Computers, like all of the life forms that exist in the universe, are constructed from lifeless elements and powered by rudimentary electrical currents.
As talented and brilliant as humans are, relative to what they evolved from, one skill they lack is the capability to breathe life into what otherwise would be lifeless fixtures and figurines.
Only God can do that, just as with the old saying among computer scientists: only God can create a random number.
In some sense then, creationists—although many are limited by their outright silly attempts to refute biological evolution—make a valid point.

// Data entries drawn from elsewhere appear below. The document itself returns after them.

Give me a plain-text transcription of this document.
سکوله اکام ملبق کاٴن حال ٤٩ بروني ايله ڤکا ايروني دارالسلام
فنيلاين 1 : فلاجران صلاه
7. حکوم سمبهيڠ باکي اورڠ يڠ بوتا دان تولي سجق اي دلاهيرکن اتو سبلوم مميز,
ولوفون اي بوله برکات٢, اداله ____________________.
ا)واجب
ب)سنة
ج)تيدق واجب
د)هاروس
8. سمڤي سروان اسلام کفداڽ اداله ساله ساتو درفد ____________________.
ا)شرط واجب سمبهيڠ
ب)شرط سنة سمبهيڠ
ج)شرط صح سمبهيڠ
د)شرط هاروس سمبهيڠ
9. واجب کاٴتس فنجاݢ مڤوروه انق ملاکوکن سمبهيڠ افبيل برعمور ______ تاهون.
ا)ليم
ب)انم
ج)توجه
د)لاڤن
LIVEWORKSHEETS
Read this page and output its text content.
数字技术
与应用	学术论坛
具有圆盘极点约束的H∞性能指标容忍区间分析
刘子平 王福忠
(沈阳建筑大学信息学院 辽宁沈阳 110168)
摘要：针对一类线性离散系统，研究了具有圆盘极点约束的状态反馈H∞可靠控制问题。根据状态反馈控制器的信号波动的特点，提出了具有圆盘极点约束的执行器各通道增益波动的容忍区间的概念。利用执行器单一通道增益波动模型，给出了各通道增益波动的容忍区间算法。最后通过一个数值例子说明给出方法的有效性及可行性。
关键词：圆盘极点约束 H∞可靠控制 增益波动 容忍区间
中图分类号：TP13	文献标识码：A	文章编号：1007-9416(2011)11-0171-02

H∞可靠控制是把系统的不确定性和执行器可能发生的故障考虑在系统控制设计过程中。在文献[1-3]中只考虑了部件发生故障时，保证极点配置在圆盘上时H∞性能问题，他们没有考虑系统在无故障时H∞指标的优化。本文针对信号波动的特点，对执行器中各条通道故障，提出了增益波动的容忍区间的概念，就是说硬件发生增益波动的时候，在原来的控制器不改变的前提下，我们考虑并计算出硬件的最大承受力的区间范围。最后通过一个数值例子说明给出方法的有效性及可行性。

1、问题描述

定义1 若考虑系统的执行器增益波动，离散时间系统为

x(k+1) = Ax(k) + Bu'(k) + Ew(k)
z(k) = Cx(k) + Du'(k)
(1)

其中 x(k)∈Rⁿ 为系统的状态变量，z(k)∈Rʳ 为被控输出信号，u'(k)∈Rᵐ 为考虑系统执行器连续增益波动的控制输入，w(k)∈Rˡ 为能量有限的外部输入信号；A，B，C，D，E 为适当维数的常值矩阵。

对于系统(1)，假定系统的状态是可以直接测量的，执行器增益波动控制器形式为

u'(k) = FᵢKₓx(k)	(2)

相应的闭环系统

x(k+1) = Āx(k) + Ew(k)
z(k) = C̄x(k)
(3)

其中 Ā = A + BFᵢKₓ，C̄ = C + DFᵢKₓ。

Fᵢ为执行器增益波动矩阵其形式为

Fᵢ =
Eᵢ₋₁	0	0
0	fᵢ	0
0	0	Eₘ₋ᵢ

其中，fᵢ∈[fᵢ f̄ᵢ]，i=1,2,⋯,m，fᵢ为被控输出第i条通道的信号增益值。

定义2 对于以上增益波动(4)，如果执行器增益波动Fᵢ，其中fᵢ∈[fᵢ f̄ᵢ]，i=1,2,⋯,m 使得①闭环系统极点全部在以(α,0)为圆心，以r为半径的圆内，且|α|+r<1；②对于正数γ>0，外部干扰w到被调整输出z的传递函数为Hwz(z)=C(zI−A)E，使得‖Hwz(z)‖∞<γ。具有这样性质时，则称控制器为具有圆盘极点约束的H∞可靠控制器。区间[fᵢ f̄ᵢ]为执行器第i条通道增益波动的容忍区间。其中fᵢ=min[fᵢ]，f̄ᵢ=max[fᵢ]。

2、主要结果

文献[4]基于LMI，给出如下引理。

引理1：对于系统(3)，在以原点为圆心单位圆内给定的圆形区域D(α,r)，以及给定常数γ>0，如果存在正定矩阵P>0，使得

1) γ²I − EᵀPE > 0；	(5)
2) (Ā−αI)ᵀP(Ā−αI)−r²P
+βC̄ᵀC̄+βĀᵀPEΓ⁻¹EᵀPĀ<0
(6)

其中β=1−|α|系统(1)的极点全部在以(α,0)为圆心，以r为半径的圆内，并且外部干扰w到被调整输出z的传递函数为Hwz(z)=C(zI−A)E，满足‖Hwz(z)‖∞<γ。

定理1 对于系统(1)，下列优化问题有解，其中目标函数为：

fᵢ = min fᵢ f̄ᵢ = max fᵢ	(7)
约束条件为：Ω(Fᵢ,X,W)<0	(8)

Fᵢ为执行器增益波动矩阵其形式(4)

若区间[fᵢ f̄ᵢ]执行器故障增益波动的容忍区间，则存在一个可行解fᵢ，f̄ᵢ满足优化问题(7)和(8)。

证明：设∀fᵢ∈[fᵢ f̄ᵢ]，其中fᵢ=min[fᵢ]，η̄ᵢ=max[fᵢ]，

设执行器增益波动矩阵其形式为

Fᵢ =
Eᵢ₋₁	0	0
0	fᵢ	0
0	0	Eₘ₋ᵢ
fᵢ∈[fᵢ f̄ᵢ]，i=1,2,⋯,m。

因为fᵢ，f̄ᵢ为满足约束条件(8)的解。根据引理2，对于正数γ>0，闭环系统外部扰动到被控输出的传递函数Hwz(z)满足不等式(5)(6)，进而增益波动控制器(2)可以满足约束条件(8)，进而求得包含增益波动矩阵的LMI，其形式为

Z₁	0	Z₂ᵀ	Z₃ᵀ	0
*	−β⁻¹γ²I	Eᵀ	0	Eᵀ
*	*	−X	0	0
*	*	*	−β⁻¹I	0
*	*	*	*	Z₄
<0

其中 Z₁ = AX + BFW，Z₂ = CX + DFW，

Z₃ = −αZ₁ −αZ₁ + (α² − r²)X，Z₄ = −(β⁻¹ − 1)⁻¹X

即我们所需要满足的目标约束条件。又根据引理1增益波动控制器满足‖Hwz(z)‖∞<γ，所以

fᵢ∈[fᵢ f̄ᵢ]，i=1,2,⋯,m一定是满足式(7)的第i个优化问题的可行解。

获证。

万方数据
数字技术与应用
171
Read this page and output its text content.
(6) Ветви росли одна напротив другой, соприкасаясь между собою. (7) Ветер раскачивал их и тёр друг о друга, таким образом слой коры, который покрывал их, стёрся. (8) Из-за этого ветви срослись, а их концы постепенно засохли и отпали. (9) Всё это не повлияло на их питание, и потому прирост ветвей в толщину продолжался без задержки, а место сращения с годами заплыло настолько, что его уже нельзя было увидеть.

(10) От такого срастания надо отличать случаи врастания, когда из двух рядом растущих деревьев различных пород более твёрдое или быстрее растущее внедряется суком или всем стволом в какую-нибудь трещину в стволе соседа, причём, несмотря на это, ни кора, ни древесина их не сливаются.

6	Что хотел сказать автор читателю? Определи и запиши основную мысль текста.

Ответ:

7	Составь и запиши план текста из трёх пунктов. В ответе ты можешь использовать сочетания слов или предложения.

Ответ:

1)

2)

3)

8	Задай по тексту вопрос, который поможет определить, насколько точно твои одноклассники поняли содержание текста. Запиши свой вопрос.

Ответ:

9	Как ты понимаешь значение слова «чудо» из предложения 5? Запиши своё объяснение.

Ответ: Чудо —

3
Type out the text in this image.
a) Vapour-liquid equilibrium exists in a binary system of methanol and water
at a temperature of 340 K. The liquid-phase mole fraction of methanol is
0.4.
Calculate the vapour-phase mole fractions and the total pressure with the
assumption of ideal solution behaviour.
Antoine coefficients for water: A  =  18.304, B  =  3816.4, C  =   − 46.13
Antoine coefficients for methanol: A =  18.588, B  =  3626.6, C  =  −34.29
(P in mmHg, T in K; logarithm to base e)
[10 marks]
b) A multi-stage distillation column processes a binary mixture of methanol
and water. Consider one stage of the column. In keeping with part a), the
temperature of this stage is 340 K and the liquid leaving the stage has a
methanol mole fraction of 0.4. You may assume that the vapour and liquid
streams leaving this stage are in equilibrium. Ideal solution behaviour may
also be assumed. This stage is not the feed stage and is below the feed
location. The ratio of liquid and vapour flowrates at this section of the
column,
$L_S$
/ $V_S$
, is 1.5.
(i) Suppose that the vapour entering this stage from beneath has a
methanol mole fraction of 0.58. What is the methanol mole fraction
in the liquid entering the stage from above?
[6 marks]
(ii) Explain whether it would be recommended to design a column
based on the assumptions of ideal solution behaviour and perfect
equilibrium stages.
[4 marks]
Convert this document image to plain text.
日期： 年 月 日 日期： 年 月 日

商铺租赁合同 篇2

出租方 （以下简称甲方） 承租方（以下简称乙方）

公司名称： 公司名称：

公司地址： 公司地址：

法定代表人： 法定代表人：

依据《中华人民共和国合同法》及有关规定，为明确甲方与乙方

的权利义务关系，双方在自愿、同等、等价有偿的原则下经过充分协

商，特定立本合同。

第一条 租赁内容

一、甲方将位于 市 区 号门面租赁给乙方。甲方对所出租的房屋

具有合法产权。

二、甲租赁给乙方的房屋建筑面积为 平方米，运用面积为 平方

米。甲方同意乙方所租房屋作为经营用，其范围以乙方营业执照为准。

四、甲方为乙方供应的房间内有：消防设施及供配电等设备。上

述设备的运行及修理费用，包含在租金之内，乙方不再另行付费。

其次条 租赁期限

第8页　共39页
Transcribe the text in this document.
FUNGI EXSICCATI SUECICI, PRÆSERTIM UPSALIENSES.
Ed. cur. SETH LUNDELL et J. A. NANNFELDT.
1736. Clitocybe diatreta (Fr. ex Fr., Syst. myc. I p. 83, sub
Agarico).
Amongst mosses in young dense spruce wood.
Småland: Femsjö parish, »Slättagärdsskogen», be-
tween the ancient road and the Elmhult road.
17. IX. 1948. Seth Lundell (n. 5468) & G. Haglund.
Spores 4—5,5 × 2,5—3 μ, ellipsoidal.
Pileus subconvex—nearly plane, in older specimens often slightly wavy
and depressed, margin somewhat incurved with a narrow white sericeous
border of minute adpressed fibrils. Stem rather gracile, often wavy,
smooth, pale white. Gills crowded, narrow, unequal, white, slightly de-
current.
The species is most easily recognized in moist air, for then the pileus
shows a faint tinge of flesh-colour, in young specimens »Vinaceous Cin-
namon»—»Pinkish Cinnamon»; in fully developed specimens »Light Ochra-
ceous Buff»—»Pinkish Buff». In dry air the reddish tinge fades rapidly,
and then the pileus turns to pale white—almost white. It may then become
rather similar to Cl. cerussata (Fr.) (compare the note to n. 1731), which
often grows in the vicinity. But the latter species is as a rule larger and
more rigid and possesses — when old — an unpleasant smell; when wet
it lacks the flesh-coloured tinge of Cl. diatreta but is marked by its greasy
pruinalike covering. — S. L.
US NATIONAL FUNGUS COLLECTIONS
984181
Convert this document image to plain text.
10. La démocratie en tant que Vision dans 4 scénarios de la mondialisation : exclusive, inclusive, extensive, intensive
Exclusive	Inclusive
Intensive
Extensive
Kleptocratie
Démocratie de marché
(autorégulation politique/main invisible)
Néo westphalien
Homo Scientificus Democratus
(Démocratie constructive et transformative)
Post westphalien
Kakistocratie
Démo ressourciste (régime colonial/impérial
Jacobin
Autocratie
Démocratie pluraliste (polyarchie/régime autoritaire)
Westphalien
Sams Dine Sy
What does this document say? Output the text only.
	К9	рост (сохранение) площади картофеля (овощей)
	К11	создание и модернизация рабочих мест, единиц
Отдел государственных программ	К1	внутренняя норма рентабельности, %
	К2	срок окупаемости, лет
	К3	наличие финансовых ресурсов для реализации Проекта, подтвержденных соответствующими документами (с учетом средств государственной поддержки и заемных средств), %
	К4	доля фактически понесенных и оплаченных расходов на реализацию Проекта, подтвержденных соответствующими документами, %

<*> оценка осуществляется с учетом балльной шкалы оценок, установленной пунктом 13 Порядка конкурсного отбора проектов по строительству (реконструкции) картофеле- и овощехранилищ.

While natural selection seems a clear fact, Neil Donald Walsh, the author of
Conversations with
God,
offers this observation.
Many would assert that the survival instinct is a human’s most fundamental one.
However, when faced with an innocent person who is trapped in a burning building, many people will put their own lives at risk and attempt to save that person’s life.
Survival is not our most basic instinct; divinity is.
We know this instinctually, because we have been granted life by what many call a
creator,
and not merely by some spontaneous genetic mutation.